Ada dua perkara besar yang saya catat di sini:
1. Mak
Intan mengenal benar karakter tiap muridnya.
Berbeda sekali dengan Maror yang datang ke
sekolah membawa antena pendeteksi kebodohan murid dan kamus kata-kata keji, Mak
Intan menyambut murid-muridnya dengan kepala terbuka dan hati peka, hingga tahu
pasti keunikan dari masing-masing mereka. Saya yakin kalau jadi guru SMP atau
SMA dan menghadapi murid yang bebal dalam satu mata pelajaran tertentu seperti
saya, Mak Intan akan dengan tekun menyisir titik-titik lemah si murid bagaikan
anggota satuan gegana dengan alat deteksi metalnya, lalu berusaha keras untuk
mencari jalan keluar bagi kebuntuan otak itu. Tepat seperti yang dilakukan oleh
Engkong, hanya mungkin bedanya Engkong mem-bully saya dengan gembor penyiram
bunga dan Mak Intan bisa jadi mengerjai muridnya dengan sekop untuk
menggemburkan tanah. Hihihi.
2. Mak
Intan meresapi murid-muridnya bukan sebagai bakal duit semata.
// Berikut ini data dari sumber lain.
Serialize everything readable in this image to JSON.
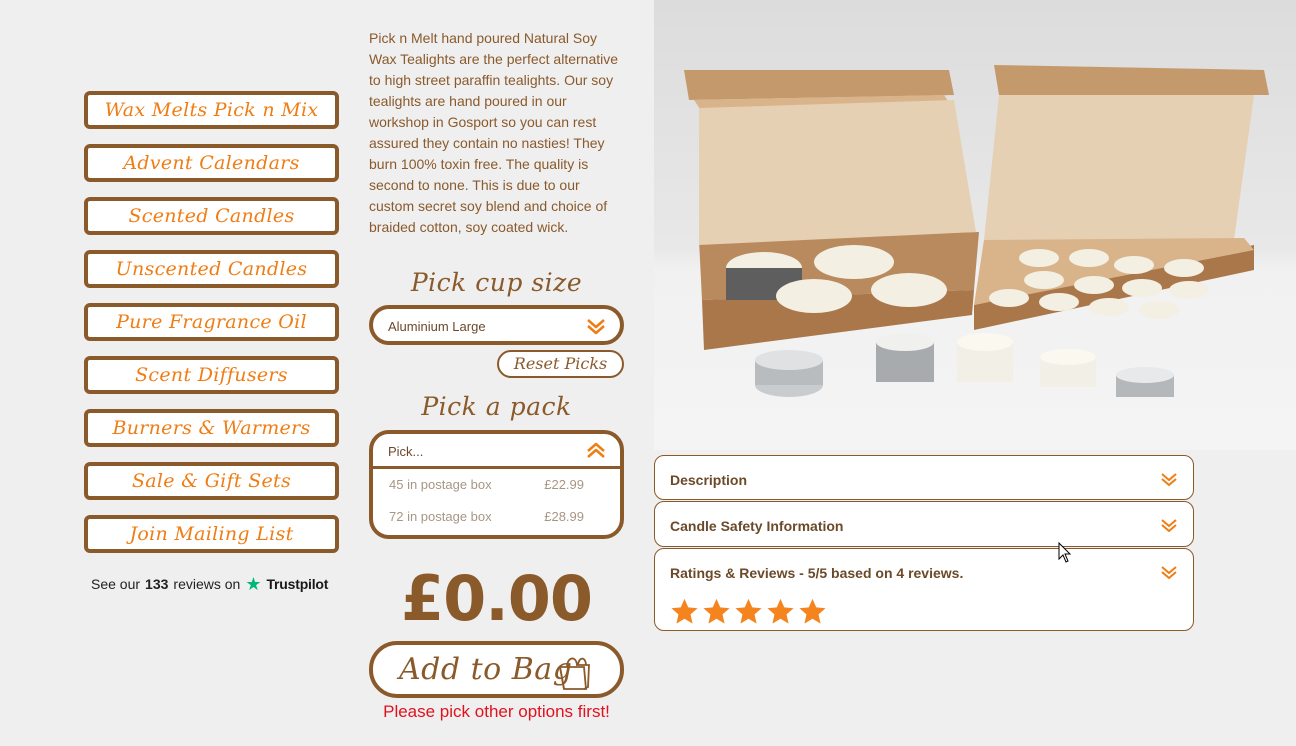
{
  "sidebar": {
    "items": [
      {
        "label": "Wax Melts Pick n Mix"
      },
      {
        "label": "Advent Calendars"
      },
      {
        "label": "Scented Candles"
      },
      {
        "label": "Unscented Candles"
      },
      {
        "label": "Pure Fragrance Oil"
      },
      {
        "label": "Scent Diffusers"
      },
      {
        "label": "Burners & Warmers"
      },
      {
        "label": "Sale & Gift Sets"
      },
      {
        "label": "Join Mailing List"
      }
    ],
    "trustpilot": {
      "prefix": "See our",
      "count": "133",
      "suffix": "reviews on",
      "brand": "Trustpilot"
    }
  },
  "product": {
    "description": "Pick n Melt hand poured Natural Soy Wax Tealights are the perfect alternative to high street paraffin tealights. Our soy tealights are hand poured in our workshop in Gosport so you can rest assured they contain no nasties! They burn 100% toxin free. The quality is second to none. This is due to our custom secret soy blend and choice of braided cotton, soy coated wick.",
    "cup_heading": "Pick cup size",
    "cup_selected": "Aluminium Large",
    "reset_label": "Reset Picks",
    "pack_heading": "Pick a pack",
    "pack_placeholder": "Pick...",
    "pack_options": [
      {
        "label": "45 in postage box",
        "price": "£22.99"
      },
      {
        "label": "72 in postage box",
        "price": "£28.99"
      }
    ],
    "price": "£0.00",
    "add_to_bag": "Add to Bag",
    "warning": "Please pick other options first!"
  },
  "accordion": [
    {
      "title": "Description"
    },
    {
      "title": "Candle Safety Information"
    },
    {
      "title": "Ratings & Reviews - 5/5 based on 4 reviews.",
      "rating": 5,
      "max_rating": 5
    }
  ],
  "colors": {
    "brand_brown": "#8b5a2b",
    "accent_orange": "#f07d14",
    "warning_red": "#e0121e",
    "star_orange": "#f5841f",
    "trustpilot_green": "#00b67a"
  },
  "icons": [
    "chevron-down-icon",
    "chevron-up-icon",
    "shopping-bag-icon",
    "star-icon",
    "trustpilot-star-icon",
    "mouse-cursor-icon"
  ]
}
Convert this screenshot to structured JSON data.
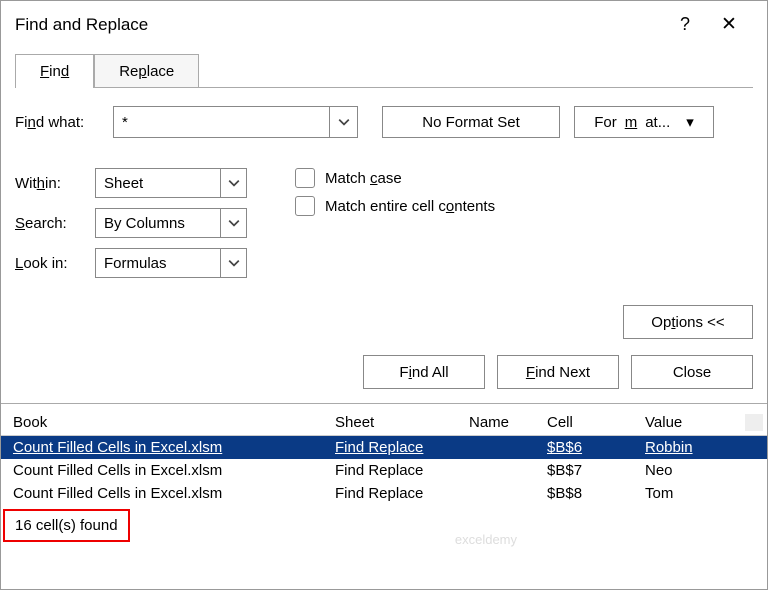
{
  "title": "Find and Replace",
  "tabs": {
    "find": "Find",
    "replace": "Replace"
  },
  "findwhat_label": "Find what:",
  "findwhat_value": "*",
  "noformat_label": "No Format Set",
  "format_label": "Format...",
  "within_label": "Within:",
  "within_value": "Sheet",
  "search_label": "Search:",
  "search_value": "By Columns",
  "lookin_label": "Look in:",
  "lookin_value": "Formulas",
  "matchcase_label": "Match case",
  "matchentire_label": "Match entire cell contents",
  "options_label": "Options <<",
  "findall_label": "Find All",
  "findnext_label": "Find Next",
  "close_label": "Close",
  "cols": {
    "book": "Book",
    "sheet": "Sheet",
    "name": "Name",
    "cell": "Cell",
    "value": "Value"
  },
  "rows": [
    {
      "book": "Count Filled Cells in Excel.xlsm",
      "sheet": "Find Replace",
      "name": "",
      "cell": "$B$6",
      "value": "Robbin"
    },
    {
      "book": "Count Filled Cells in Excel.xlsm",
      "sheet": "Find Replace",
      "name": "",
      "cell": "$B$7",
      "value": "Neo"
    },
    {
      "book": "Count Filled Cells in Excel.xlsm",
      "sheet": "Find Replace",
      "name": "",
      "cell": "$B$8",
      "value": "Tom"
    }
  ],
  "status": "16 cell(s) found",
  "watermark": "exceldemy"
}
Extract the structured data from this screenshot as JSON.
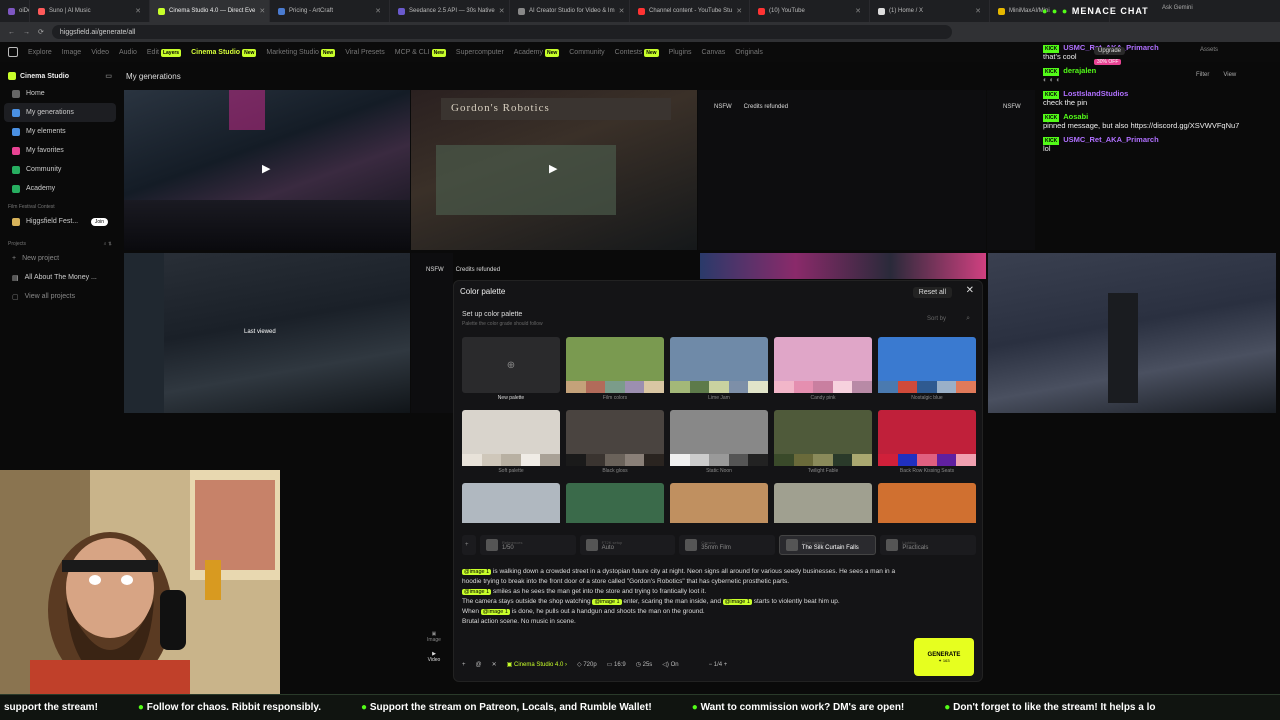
{
  "browser": {
    "tabs": [
      {
        "label": "oiDev",
        "color": "#7e57c2"
      },
      {
        "label": "Suno | AI Music",
        "color": "#ff5a5a"
      },
      {
        "label": "Cinema Studio 4.0 — Direct Eve",
        "color": "#c8ff2a",
        "active": true
      },
      {
        "label": "Pricing - ArtCraft",
        "color": "#4a7bd0"
      },
      {
        "label": "Seedance 2.5 API — 30s Native",
        "color": "#6a5acd"
      },
      {
        "label": "AI Creator Studio for Video & Im",
        "color": "#888888"
      },
      {
        "label": "Channel content - YouTube Stu",
        "color": "#ff3333"
      },
      {
        "label": "(10) YouTube",
        "color": "#ff3333"
      },
      {
        "label": "(1) Home / X",
        "color": "#dddddd"
      },
      {
        "label": "MiniMaxAI/Mini",
        "color": "#e6b800"
      }
    ],
    "url": "higgsfield.ai/generate/all",
    "ask": "Ask Gemini"
  },
  "sitenav": {
    "items": [
      "Explore",
      "Image",
      "Video",
      "Audio",
      "Edit",
      "Cinema Studio",
      "Marketing Studio",
      "Viral Presets",
      "MCP & CLI",
      "Supercomputer",
      "Academy",
      "Community",
      "Contests",
      "Plugins",
      "Canvas",
      "Originals"
    ],
    "layers": "Layers",
    "new": "New",
    "upgrade": "Upgrade",
    "off": "30% OFF",
    "assets": "Assets",
    "filter": "Filter",
    "view": "View"
  },
  "sidebar": {
    "title": "Cinema Studio",
    "items": [
      {
        "label": "Home",
        "color": "#666666"
      },
      {
        "label": "My generations",
        "color": "#4a90e2"
      },
      {
        "label": "My elements",
        "color": "#4a90e2"
      },
      {
        "label": "My favorites",
        "color": "#e84393"
      },
      {
        "label": "Community",
        "color": "#27ae60"
      },
      {
        "label": "Academy",
        "color": "#27ae60"
      }
    ],
    "festival_label": "Film Festival Contest",
    "festival_item": "Higgsfield Fest...",
    "join": "Join",
    "projects_label": "Projects",
    "new_project": "New project",
    "project1": "All About The Money ...",
    "view_all": "View all projects"
  },
  "page": {
    "title": "My generations",
    "nsfw": "NSFW",
    "refunded": "Credits refunded",
    "last_viewed": "Last viewed",
    "sign": "Gordon's Robotics"
  },
  "panel": {
    "title": "Color palette",
    "reset": "Reset all",
    "setup": "Set up color palette",
    "setup_sub": "Palette the color grade should follow",
    "sort": "Sort by",
    "palettes": [
      {
        "label": "New palette",
        "img": "#2a2a2c",
        "sw": [
          "#2a2a2c",
          "#2a2a2c",
          "#2a2a2c",
          "#2a2a2c",
          "#2a2a2c"
        ]
      },
      {
        "label": "Film colors",
        "img": "#7a9a50",
        "sw": [
          "#c4a27a",
          "#b26b5a",
          "#7b9c8a",
          "#9c8fb0",
          "#d9c6a3"
        ]
      },
      {
        "label": "Lime Jam",
        "img": "#6f8aa8",
        "sw": [
          "#a3b878",
          "#5d7a4a",
          "#c9d2a0",
          "#7d8fa8",
          "#e1e4c9"
        ]
      },
      {
        "label": "Candy pink",
        "img": "#e0a6c8",
        "sw": [
          "#f2b6c9",
          "#e58fb0",
          "#c97fa0",
          "#f7d2de",
          "#b88aa6"
        ]
      },
      {
        "label": "Nostalgic blue",
        "img": "#3a7ad0",
        "sw": [
          "#4a7ab0",
          "#d04a3a",
          "#2f5a90",
          "#9ab0c8",
          "#e07a5a"
        ]
      },
      {
        "label": "Soft palette",
        "img": "#d9d4cc",
        "sw": [
          "#e8e2d9",
          "#cfc7ba",
          "#b8b0a2",
          "#f0ece6",
          "#a9a196"
        ]
      },
      {
        "label": "Black gloss",
        "img": "#4a4440",
        "sw": [
          "#1a1a1a",
          "#3a3430",
          "#6a625a",
          "#8a8078",
          "#2a2420"
        ]
      },
      {
        "label": "Static Noon",
        "img": "#888888",
        "sw": [
          "#f0f0f0",
          "#cccccc",
          "#999999",
          "#555555",
          "#222222"
        ]
      },
      {
        "label": "Twilight Fable",
        "img": "#4f5a3a",
        "sw": [
          "#3a4a2a",
          "#6a6a3a",
          "#8a8a5a",
          "#2a3a2a",
          "#aaa870"
        ]
      },
      {
        "label": "Back Row Kissing Seats",
        "img": "#c0203a",
        "sw": [
          "#d0203a",
          "#2030c0",
          "#e06080",
          "#6020a0",
          "#f0a0b0"
        ]
      },
      {
        "label": "",
        "img": "#b0b8c0",
        "sw": []
      },
      {
        "label": "",
        "img": "#3a6a4a",
        "sw": []
      },
      {
        "label": "",
        "img": "#c09060",
        "sw": []
      },
      {
        "label": "",
        "img": "#a0a090",
        "sw": []
      },
      {
        "label": "",
        "img": "#d07030",
        "sw": []
      }
    ],
    "toolbar": [
      {
        "cap": "References",
        "val": "1/50"
      },
      {
        "cap": "FT2K setup",
        "val": "Auto"
      },
      {
        "cap": "Camera",
        "val": "35mm Film"
      },
      {
        "cap": "Color palette",
        "val": "The Silk Curtain Falls",
        "sel": true
      },
      {
        "cap": "Lighting",
        "val": "Practicals"
      }
    ],
    "prompt": [
      {
        "m": "@image 1",
        "t": " is walking down a crowded street in a dystopian future city at night. Neon signs all around for various seedy businesses. He sees a man in a hoodie trying to break into the front door of a store called \"Gordon's Robotics\" that has cybernetic prosthetic parts."
      },
      {
        "m": "@image 1",
        "t": " smiles as he sees the man get into the store and trying to frantically loot it."
      },
      {
        "pre": "The camera stays outside the shop watching ",
        "m": "@image 1",
        "t": " enter, scaring the man inside, and ",
        "m2": "@image 1",
        "t2": " starts to violently beat him up."
      },
      {
        "pre": "When ",
        "m": "@image 1",
        "t": " is done, he pulls out a handgun and shoots the man on the ground."
      },
      {
        "t": "Brutal action scene. No music in scene."
      }
    ],
    "modes": [
      "Image",
      "Video"
    ],
    "bottom": {
      "model": "Cinema Studio 4.0",
      "res": "720p",
      "ratio": "16:9",
      "dur": "25s",
      "audio": "On",
      "count": "1/4"
    },
    "generate": "GENERATE",
    "credits": "163"
  },
  "chat": {
    "title": "MENACE CHAT",
    "messages": [
      {
        "user": "USMC_Ret_AKA_Primarch",
        "color": "#b070ff",
        "text": "that's cool"
      },
      {
        "user": "derajalen",
        "color": "#53fc18",
        "text": ""
      },
      {
        "user": "LostIslandStudios",
        "color": "#b070ff",
        "text": "check the pin"
      },
      {
        "user": "Aosabi",
        "color": "#53fc18",
        "text": "pinned message, but also https://discord.gg/XSVWVFqNu7"
      },
      {
        "user": "USMC_Ret_AKA_Primarch",
        "color": "#b070ff",
        "text": "lol"
      }
    ],
    "kick": "KICK"
  },
  "ticker": [
    "support the stream!",
    "Follow for chaos. Ribbit responsibly.",
    "Support the stream on Patreon, Locals, and Rumble Wallet!",
    "Want to commission work? DM's are open!",
    "Don't forget to like the stream! It helps a lo"
  ]
}
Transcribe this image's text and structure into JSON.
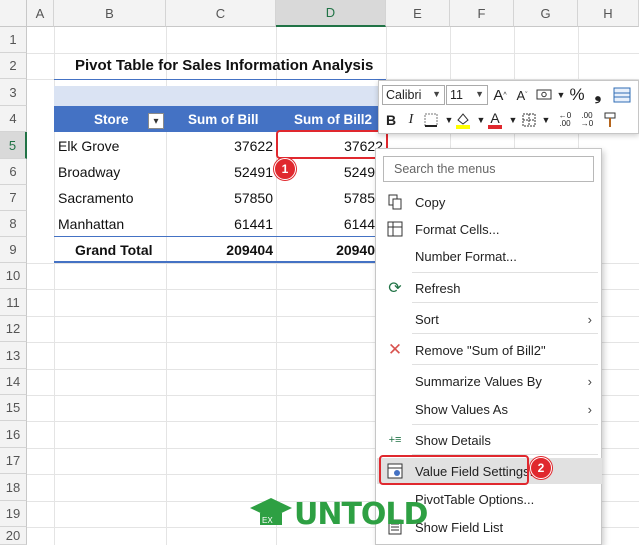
{
  "columns": [
    "A",
    "B",
    "C",
    "D",
    "E",
    "F",
    "G",
    "H"
  ],
  "rows": [
    "1",
    "2",
    "3",
    "4",
    "5",
    "6",
    "7",
    "8",
    "9",
    "10",
    "11",
    "12",
    "13",
    "14",
    "15",
    "16",
    "17",
    "18",
    "19",
    "20"
  ],
  "sheet_title": "Pivot Table for Sales Information Analysis",
  "pivot": {
    "headers": [
      "Store",
      "Sum of Bill",
      "Sum of Bill2"
    ],
    "rows": [
      {
        "store": "Elk Grove",
        "bill": "37622",
        "bill2": "37622"
      },
      {
        "store": "Broadway",
        "bill": "52491",
        "bill2": "5249"
      },
      {
        "store": "Sacramento",
        "bill": "57850",
        "bill2": "5785"
      },
      {
        "store": "Manhattan",
        "bill": "61441",
        "bill2": "6144"
      }
    ],
    "total": {
      "label": "Grand Total",
      "bill": "209404",
      "bill2": "20940"
    }
  },
  "mini_toolbar": {
    "font": "Calibri",
    "size": "11"
  },
  "menu": {
    "search_placeholder": "Search the menus",
    "items": {
      "copy": "Copy",
      "format_cells": "Format Cells...",
      "number_format": "Number Format...",
      "refresh": "Refresh",
      "sort": "Sort",
      "remove": "Remove \"Sum of Bill2\"",
      "summarize": "Summarize Values By",
      "show_values": "Show Values As",
      "show_details": "Show Details",
      "value_field": "Value Field Settings...",
      "pivot_options": "PivotTable Options...",
      "field_list": "Show Field List"
    }
  },
  "badges": {
    "one": "1",
    "two": "2"
  },
  "logo": {
    "text": "UNTOLD"
  },
  "colors": {
    "accent": "#4472c4",
    "highlight": "#e0282e",
    "excel_green": "#217346"
  }
}
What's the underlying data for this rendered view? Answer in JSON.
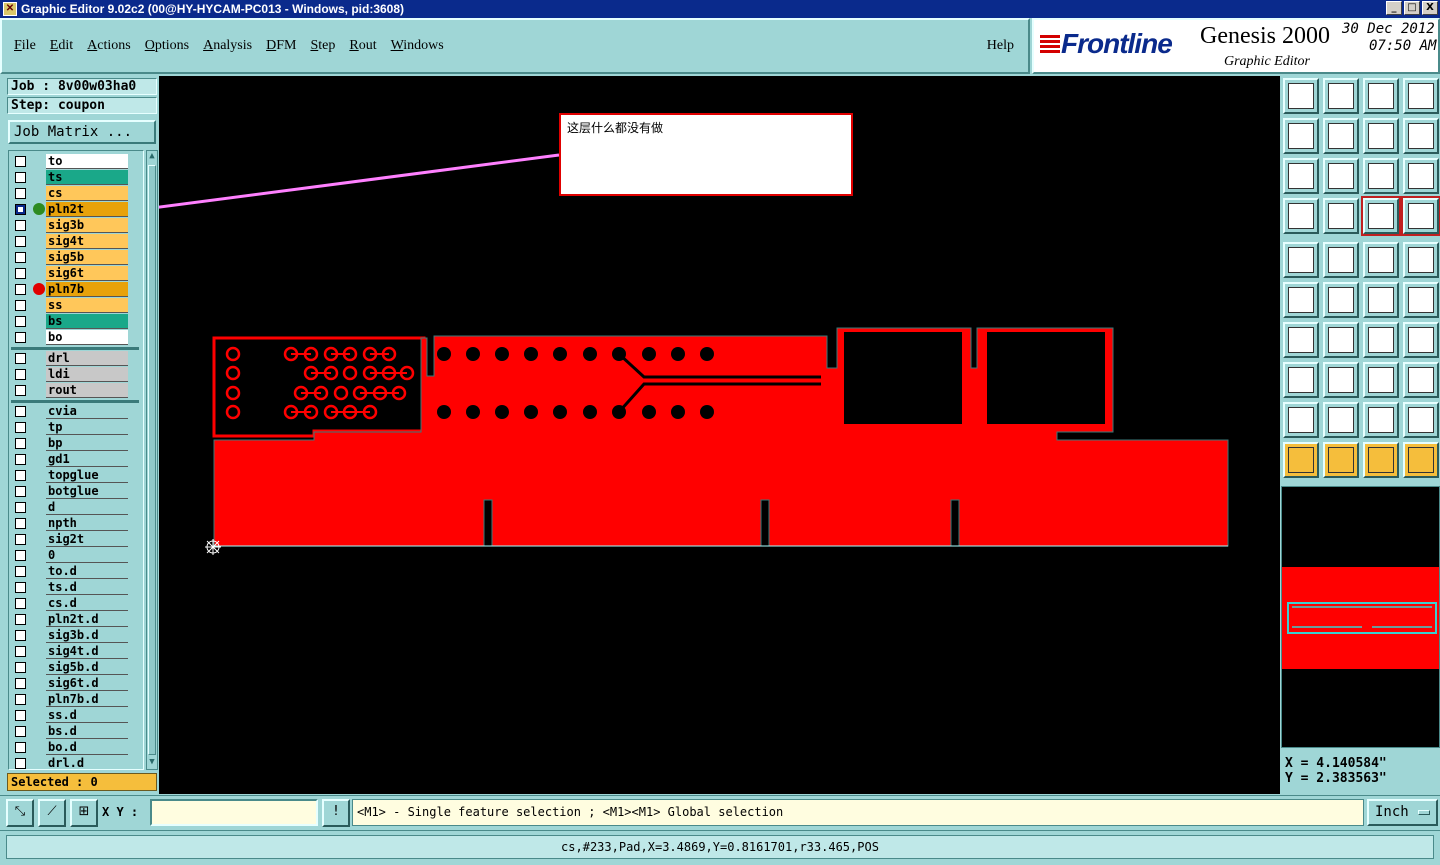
{
  "window": {
    "title": "Graphic Editor 9.02c2 (00@HY-HYCAM-PC013 - Windows, pid:3608)",
    "buttons": [
      "_",
      "□",
      "X"
    ]
  },
  "menu": {
    "items": [
      "File",
      "Edit",
      "Actions",
      "Options",
      "Analysis",
      "DFM",
      "Step",
      "Rout",
      "Windows"
    ],
    "help": "Help"
  },
  "brand": {
    "logo": "Frontline",
    "product": "Genesis 2000",
    "subtitle": "Graphic Editor",
    "date": "30 Dec 2012",
    "time": "07:50 AM"
  },
  "job": {
    "job_label": "Job : 8v00w03ha0",
    "step_label": "Step: coupon",
    "matrix_button": "Job Matrix ..."
  },
  "layers_board": [
    {
      "name": "to",
      "color": "#ffffff"
    },
    {
      "name": "ts",
      "color": "#1aa889"
    },
    {
      "name": "cs",
      "color": "#ffc75a"
    },
    {
      "name": "pln2t",
      "color": "#e8a20a",
      "active": true,
      "dot": "#2e8b22"
    },
    {
      "name": "sig3b",
      "color": "#ffc75a"
    },
    {
      "name": "sig4t",
      "color": "#ffc75a"
    },
    {
      "name": "sig5b",
      "color": "#ffc75a"
    },
    {
      "name": "sig6t",
      "color": "#ffc75a"
    },
    {
      "name": "pln7b",
      "color": "#e8a20a",
      "dot": "#e00000"
    },
    {
      "name": "ss",
      "color": "#ffc75a"
    },
    {
      "name": "bs",
      "color": "#1aa889"
    },
    {
      "name": "bo",
      "color": "#ffffff"
    }
  ],
  "layers_drill": [
    {
      "name": "drl",
      "color": "#c8c8c8"
    },
    {
      "name": "ldi",
      "color": "#c8c8c8"
    },
    {
      "name": "rout",
      "color": "#c8c8c8"
    }
  ],
  "layers_misc": [
    {
      "name": "cvia",
      "color": "#9fd6d6"
    },
    {
      "name": "tp",
      "color": "#9fd6d6"
    },
    {
      "name": "bp",
      "color": "#9fd6d6"
    },
    {
      "name": "gd1",
      "color": "#9fd6d6"
    },
    {
      "name": "topglue",
      "color": "#9fd6d6"
    },
    {
      "name": "botglue",
      "color": "#9fd6d6"
    },
    {
      "name": "d",
      "color": "#9fd6d6"
    },
    {
      "name": "npth",
      "color": "#9fd6d6"
    },
    {
      "name": "sig2t",
      "color": "#9fd6d6"
    },
    {
      "name": "0",
      "color": "#9fd6d6"
    },
    {
      "name": "to.d",
      "color": "#9fd6d6"
    },
    {
      "name": "ts.d",
      "color": "#9fd6d6"
    },
    {
      "name": "cs.d",
      "color": "#9fd6d6"
    },
    {
      "name": "pln2t.d",
      "color": "#9fd6d6"
    },
    {
      "name": "sig3b.d",
      "color": "#9fd6d6"
    },
    {
      "name": "sig4t.d",
      "color": "#9fd6d6"
    },
    {
      "name": "sig5b.d",
      "color": "#9fd6d6"
    },
    {
      "name": "sig6t.d",
      "color": "#9fd6d6"
    },
    {
      "name": "pln7b.d",
      "color": "#9fd6d6"
    },
    {
      "name": "ss.d",
      "color": "#9fd6d6"
    },
    {
      "name": "bs.d",
      "color": "#9fd6d6"
    },
    {
      "name": "bo.d",
      "color": "#9fd6d6"
    },
    {
      "name": "drl.d",
      "color": "#9fd6d6"
    }
  ],
  "selected_label": "Selected : 0",
  "annotation": {
    "text": "这层什么都没有做",
    "color": "#e00000",
    "arrow_color": "#ff80ff"
  },
  "feature_color": "#ff0000",
  "coords": {
    "x": "X = 4.140584\"",
    "y": "Y = 2.383563\""
  },
  "cmd": {
    "xy_label": "X Y :",
    "xy_value": "",
    "prompt": "<M1> - Single feature selection ; <M1><M1> Global selection",
    "units": "Inch",
    "excl": "!"
  },
  "status": "cs,#233,Pad,X=3.4869,Y=0.8161701,r33.465,POS"
}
Punya sekolah apalagi dengan murid anak-anak orang
berkecukupan (yang mana terlihat jelas dari tampang mereka di photo) sudah
pasti UUD (Ujung-Ujungnya Duit). Tidak perlu malu, sedangkan pepatah Jawa saja
mengatakan ‘Jer Basuki Mawa Bea’, atau ‘Hidup mulia hanya bisa dicapai dengan
mengeluarkan biaya (bisa keringat, otak, waktu, dan sebagainya, termasuk
materi)’. Jadi kalau day care dan sekolahannya punya fasilitas bagus sudah
pasti juga butuh biaya ‘bagus’. Tapi kalau Mak Intan dasarnya mata duitan,
manalah ia mau pusing dengan murid ini sulit tidur atau tidak? Tinggal biarkan
saja mereka bermain sampai terhuyung-huyung dan pada benjut kejedot tembok,
habis perkara. Frasa ‘sulit tidur’, di mata saya, sudah lebih dari cukup untuk
membuktikan bahwa Mak Intan menganggap serius hal ini. Kalau sudah begitu
pastilah Mak Intan juga menghabiskan banyak enerji dan pikiran untuk mencari
cara, agar mereka mau menyerah dan menutup mata ketika waktu istirahat tiba. Persis
seperti seorang ibu yang pusing
menghadapi masalah anak-anak kandungnya
sendiri. Persis seperti yang dilakukan Engkong. Ketika guru-guru lain
menyerah dengan titik lemah saya dan mengambil jalan pintas dengan mengatrol
nilai, Engkong sibuk mencari cara untuk mengalahkannya. Dalam tiap candanya,
perintah-perintahnya yang lucu sekaligus menjengkelkan, serta gembor penyiram
bunga yang sangat berat itu saya melihat seorang
guru yang sesungguhnya. Saya melihat Engkong memandang saya seperti anak
kandungnya. Dari balik tiap kerutan di wajah Engkong, saya melihat jiwa mulia yang benar-benar melihat
tiap-tiap muridnya, selemah dan sekurang apapun mereka, sebagai anak manusia.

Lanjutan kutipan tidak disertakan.